Özbak, yaptığı yazılı açıklamada, Türkiye'nin spor bağlamında 3 Temmuz sürecini yaşadığını, bunun yasal sürecinin 17 Ocak 2014 günü Yargıtayca noktalandığını belirtti.
Yargının bu nihai kararına karşın medyada çeşitli görüşler beyan edildiğini kaydeden Özbak, şöyle devam etti:
"Yani bu bağlamda ülkemiz büyük bir aşınmışlıkla karşı karşıya. Yorumcular, yapılmış olan yargılamayı hükümsüz gibi göstermeye çalışıyorlar. En azından böyle bir algı yaratma çabası içindeler. 3 Temmuz sonrası İstanbul Çağlayan 16. Ağır Ceza Mahkemesi bir karar verdi ve Yargıtay da bunu onadı. Bundan sonrası için hukuk şöyle işler, böyle işler diye söylenmiyor. Maalesef normal işleyen hukuku eleştiriyorlar. Bunu eleştiren hukukçulara ne demeli? Yargı kararının sonuçlarına dayalı ortaya çıkan kararlar da maalesef gözardı ediliyor."
TFF'nin "şike var" dediğini ama gereğini tam anlamıyla yapmadığını öne süren Özbak, şunları kaydetti:
"UEFA, 2011'de Fenerbahçe'yi Avrupa Şampiyonlar Ligi'ne kabul etmiyor, Trabzonspor'u ediyor. 2013'de UEFA Disiplin Kurulu, Fenerbahçe'ye 2 yıl Avrupa müsabakalarından men cezası veriyor.
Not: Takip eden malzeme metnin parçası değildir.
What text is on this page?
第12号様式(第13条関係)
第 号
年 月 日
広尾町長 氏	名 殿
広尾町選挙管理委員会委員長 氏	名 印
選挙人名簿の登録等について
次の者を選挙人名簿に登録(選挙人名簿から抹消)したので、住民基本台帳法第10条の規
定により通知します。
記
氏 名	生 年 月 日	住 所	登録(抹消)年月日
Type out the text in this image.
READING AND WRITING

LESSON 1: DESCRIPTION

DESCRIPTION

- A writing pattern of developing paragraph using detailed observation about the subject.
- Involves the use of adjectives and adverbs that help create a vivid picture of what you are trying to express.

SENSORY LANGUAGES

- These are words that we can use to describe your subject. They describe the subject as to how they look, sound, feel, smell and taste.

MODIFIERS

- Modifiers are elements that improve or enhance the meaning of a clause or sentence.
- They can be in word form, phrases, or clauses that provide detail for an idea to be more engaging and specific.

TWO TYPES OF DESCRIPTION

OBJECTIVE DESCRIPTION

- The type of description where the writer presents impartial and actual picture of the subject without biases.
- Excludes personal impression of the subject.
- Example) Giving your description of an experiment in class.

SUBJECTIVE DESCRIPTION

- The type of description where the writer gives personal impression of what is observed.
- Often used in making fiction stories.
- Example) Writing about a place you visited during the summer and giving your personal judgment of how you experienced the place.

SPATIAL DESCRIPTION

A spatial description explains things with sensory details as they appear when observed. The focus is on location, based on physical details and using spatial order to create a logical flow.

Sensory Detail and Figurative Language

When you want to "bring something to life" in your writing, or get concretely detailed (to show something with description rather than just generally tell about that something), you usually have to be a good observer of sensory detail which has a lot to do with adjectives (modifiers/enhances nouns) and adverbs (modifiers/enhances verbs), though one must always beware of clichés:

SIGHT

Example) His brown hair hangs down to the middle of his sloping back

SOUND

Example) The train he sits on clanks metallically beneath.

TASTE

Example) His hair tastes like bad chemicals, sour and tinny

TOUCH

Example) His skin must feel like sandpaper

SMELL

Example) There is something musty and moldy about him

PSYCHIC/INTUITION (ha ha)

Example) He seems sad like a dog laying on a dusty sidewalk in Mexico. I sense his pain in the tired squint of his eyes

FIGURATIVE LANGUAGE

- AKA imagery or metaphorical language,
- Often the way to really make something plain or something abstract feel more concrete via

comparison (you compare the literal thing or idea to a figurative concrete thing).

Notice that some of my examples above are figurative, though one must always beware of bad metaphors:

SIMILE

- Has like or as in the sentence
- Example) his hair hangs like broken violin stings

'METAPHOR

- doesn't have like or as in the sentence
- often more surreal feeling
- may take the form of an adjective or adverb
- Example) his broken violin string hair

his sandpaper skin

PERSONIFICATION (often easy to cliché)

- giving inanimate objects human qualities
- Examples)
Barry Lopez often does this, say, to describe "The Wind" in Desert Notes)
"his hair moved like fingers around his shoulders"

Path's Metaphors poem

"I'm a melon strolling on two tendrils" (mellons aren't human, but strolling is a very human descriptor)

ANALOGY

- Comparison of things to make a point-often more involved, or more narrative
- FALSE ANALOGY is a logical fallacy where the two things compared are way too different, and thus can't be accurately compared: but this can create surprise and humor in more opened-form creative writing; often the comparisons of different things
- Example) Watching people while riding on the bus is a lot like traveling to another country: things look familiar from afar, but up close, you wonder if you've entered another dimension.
Fenerbahçe, UEFA Tahkim Kurulu'na müracaat ediyor ama sonuç değişmiyor. Bunun üzerine Fenerbahçe, CAS'a müracaat ediyor, yine sonuç değişmiyor ve iki yıl cezalı kalıyor. Buna rağmen bu yorumculardan biri çıkıp demiyor ki bu deliller varken 2010-2011 lig şampiyonluğu nasıl Fenerbahçe'nin uhdesinde kalabiliyor? Dolayısıyla henüz hayal olan geriye doğru yeniden yargılanmayı bir tarafa bırakalım da şu TFF'yi geriye doğdu bir sorgulayalım, siz bu kupayı halen Fenerbahçe müzesinde hangi hakla saklayabiliyorsunuz? TFF'nin temiz düzen adına en geç bir günde bu kupayı hak etmeyenden alarak hak edene teslim etmek asli görevi ve sorumluluğudur. Bakarsınız ki ayarını bozduğunuz kantar bir gün gelir sizi tartar. Bunun dışında yapılması önerilen her ne varsa onun adı adalet değil, aymazlık olur."